Rodgers: Arsenal must up Suarez bid
Liverpool manager Brendan Rodgers has told Arsenal their £40,000,001 bid for Luis Suarez is nowhere near the player’s value.
Suarez will be allowed to hold talks with the Gunners after the offer, made on Tuesday, triggered a clause in his contract.
Liverpool, though, maintain that the clause does not oblige them to sell the 26-year-old at that price and have rejected the bid. Rodgers suggested last week that Suarez is as valuable as Edinson Cavani, who joined Paris Saint-Germain for €64 million (£55 million) on July 16.
The Anfield manager told the Liverpool Echo: “If Arsenal want the player, then they have to produce the value for the player. There was an offer a few weeks ago of £35 million and, two weeks later, it is now £40,000,001. I don’t think it is anywhere near the value of what he is worth.
“It is two-fold, really. A player may want to go, but then somebody has to pay the value or worth of that player.”
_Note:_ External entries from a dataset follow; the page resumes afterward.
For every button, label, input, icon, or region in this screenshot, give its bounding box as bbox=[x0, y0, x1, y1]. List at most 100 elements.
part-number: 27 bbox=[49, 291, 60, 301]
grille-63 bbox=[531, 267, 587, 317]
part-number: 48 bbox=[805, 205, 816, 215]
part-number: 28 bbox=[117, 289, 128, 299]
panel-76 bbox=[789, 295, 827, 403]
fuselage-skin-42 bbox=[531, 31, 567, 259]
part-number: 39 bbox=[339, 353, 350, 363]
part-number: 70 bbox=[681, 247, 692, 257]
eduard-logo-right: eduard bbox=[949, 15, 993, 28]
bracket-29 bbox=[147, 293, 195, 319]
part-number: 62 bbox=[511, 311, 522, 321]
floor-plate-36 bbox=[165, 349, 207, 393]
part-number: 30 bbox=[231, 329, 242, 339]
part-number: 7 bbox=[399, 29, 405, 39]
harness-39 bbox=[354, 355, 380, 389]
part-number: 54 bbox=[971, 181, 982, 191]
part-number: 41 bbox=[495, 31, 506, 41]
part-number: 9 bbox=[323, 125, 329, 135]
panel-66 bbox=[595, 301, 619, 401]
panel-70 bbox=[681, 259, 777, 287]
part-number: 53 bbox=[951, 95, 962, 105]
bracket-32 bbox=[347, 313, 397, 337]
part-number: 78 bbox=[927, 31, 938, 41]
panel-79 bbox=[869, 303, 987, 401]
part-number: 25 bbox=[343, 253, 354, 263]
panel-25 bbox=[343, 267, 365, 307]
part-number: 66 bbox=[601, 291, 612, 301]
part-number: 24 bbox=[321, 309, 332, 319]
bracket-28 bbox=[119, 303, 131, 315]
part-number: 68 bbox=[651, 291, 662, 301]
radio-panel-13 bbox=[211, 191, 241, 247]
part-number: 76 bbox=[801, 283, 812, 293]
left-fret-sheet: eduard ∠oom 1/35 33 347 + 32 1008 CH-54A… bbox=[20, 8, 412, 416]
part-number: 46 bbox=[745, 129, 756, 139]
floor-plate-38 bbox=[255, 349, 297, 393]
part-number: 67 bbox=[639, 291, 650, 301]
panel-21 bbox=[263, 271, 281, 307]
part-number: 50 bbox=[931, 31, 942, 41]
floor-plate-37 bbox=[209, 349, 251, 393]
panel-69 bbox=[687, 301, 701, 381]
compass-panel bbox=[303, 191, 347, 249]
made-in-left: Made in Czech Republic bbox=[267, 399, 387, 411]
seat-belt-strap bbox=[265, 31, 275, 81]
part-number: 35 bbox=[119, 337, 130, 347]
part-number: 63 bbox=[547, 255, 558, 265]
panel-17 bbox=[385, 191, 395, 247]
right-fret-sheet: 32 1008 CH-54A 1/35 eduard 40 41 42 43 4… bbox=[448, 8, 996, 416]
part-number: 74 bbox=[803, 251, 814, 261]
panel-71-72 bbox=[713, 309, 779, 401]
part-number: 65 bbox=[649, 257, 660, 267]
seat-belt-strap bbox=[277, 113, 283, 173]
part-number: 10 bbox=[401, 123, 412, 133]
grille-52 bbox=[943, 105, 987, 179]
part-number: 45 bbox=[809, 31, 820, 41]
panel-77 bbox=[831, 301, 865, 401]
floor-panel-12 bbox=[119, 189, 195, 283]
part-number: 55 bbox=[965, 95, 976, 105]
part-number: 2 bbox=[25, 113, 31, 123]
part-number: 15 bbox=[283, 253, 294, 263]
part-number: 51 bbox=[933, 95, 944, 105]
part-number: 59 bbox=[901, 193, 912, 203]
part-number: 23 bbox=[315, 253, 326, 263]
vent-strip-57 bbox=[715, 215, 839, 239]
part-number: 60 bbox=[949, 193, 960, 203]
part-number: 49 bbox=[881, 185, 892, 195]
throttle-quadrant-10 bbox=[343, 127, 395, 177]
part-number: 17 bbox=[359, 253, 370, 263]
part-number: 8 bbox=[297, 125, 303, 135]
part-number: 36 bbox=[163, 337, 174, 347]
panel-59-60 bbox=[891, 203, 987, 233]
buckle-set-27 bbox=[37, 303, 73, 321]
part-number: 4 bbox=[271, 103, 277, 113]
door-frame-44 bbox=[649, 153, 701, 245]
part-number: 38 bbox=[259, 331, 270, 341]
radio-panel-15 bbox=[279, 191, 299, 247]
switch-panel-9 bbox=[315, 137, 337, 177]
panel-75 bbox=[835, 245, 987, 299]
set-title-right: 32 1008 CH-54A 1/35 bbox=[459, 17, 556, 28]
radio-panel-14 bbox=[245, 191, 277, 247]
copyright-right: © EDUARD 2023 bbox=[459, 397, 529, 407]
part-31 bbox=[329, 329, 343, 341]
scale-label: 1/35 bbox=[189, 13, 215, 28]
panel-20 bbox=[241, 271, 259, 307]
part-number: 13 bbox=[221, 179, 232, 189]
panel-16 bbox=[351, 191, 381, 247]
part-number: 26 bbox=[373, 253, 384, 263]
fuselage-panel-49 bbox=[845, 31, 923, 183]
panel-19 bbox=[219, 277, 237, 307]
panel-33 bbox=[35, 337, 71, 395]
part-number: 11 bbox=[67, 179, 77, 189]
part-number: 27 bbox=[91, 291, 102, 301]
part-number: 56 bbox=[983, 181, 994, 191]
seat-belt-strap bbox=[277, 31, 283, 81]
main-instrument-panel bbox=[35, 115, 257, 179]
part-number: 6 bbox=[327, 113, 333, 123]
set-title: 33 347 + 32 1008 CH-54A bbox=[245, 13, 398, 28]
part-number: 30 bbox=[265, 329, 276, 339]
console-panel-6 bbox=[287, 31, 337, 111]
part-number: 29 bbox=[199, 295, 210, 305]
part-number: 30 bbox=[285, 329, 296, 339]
Suarez played for the final 20 minutes on Wednesday as Liverpool beat Melbourne Victory 2-0 in a friendly in Australia.
It was his first appearance for the club since he was given a ten-match domestic suspension for biting Chelsea defender Branislav Ivanovic during a Premier League game at Anfield on April 21.
Suarez set up a late goal for Iago Aspas, but his celebrations were subdued. He has repeatedly declared that he wants to leave Liverpool since the end of May, and said two weeks ago that he was flattered by Arsenal’s interest.
Pere Guardiola, the player’s agent, believes the clause in his contract will allow him to move on following Arsenal’s bid.
However, when asked about the contract, Rodgers insisted that Liverpool are only obliged to inform Suarez of any offers over £40 million.
“Absolutely,” he said. “That’s it. There’s nothing more than that.”
Suarez flew in to Melbourne on Sunday to join up with Liverpool’s pre-season tour of the Far East and Australia, having been given a break after playing for Uruguay at the Confederations Cup in Brazil in June.
Rodgers said he was happy with the way Liverpool’s 30-goal top scorer last season has applied himself in training and on the field despite the uncertainty over his future.
“It may be a distraction, but players are paid enough money now to produce for their clubs and he just has to keep his professionalism, which he has done,” the manager said. “He was OK to go on to the pitch, and his concentration was fine.
“I am not worried about him [in that sense], but there will be no games played at Liverpool. He is part of the group and he knows the standard you have to meet at this club, on and off the field.”